General Motors is shifting “significant” dollars to advertising on connected TV, said Chief Marketing Officer Deborah Wahl.
“We think there is enormous potential,” Wahl said during an interview last week at CES. “Just this year, our [connected TV] budgets have increased by 66 percent. It represents a significant portion of our overall media investments.”
Connected TV — which refers to platforms such as Hulu and Roku — is expected to lure more than $10 billion in advertising by 2021, according to an eMarketer forecast. Of course, that is still just a fraction of the $70 billion TV ad marketplace.
But an uptick in investments from a giant spender such as GM could move the connected TV needle significantly, especially if other big automakers follow suit.
The automaker ranks as the nation’s fifth-largest ad spender at $3.14 billion in 2018, according to the latest figures from the Ad Age Datacenter. Of that total ad spend, 83 percent was shoveled into TV.

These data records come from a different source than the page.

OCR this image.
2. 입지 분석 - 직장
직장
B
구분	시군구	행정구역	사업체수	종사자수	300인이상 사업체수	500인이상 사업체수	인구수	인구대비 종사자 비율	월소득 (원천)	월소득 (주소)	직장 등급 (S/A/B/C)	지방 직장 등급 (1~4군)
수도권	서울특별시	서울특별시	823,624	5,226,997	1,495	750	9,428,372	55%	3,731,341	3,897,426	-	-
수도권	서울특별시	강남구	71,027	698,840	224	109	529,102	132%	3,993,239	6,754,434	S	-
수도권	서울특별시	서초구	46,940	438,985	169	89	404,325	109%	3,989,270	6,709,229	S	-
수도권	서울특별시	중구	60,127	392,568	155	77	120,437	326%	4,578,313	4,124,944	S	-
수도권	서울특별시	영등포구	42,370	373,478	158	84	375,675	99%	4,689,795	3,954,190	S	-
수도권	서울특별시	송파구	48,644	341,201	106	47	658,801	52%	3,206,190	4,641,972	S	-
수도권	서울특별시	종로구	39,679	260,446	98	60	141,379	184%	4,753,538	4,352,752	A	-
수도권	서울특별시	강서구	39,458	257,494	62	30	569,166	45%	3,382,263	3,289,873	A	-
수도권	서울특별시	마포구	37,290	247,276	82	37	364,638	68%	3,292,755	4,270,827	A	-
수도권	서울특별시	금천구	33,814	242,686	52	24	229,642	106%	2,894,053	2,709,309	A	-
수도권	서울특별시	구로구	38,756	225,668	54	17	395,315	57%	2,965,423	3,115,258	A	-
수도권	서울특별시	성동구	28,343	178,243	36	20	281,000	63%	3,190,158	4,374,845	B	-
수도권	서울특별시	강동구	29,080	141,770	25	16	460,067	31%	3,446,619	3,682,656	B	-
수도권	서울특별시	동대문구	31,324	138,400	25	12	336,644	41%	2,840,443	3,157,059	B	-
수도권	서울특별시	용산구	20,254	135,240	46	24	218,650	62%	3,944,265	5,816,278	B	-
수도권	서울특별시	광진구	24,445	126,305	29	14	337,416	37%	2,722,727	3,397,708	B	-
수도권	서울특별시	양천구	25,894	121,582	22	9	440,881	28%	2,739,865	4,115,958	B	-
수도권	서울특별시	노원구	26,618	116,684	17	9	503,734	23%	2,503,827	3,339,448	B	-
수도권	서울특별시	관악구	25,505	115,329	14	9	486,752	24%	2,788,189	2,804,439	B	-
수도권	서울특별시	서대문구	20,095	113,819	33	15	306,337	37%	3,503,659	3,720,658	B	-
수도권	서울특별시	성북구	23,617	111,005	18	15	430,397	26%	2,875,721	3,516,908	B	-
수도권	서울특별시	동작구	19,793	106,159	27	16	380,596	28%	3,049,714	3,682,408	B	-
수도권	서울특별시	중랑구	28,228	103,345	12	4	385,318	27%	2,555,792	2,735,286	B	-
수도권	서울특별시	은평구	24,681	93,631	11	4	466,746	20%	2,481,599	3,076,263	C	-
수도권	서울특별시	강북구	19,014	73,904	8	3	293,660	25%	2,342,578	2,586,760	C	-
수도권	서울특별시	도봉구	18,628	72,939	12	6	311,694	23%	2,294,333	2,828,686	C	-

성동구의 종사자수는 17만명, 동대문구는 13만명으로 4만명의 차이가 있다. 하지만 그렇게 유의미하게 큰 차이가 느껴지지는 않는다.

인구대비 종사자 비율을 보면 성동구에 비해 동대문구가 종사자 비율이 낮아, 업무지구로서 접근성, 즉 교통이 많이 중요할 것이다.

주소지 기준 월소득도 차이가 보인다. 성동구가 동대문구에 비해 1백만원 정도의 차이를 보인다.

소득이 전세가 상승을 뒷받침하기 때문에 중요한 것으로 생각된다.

Wahl did not say how much the 66 percent shift amounts to in raw dollars, but she is bullish on connected TV’s targeting capabilities.
“We are seeing that it returns results so quickly,” she said, referencing a three-month test performed by Cadillac that led to what she described as a “10 percent increase in effectiveness.”
That, she added, “allows us to re-put those dollars into more investments.”
Wahl was named to her role in September after leading Cadillac’s marketing since March 2018. She is GM’s first global chief marketing officer since 2012.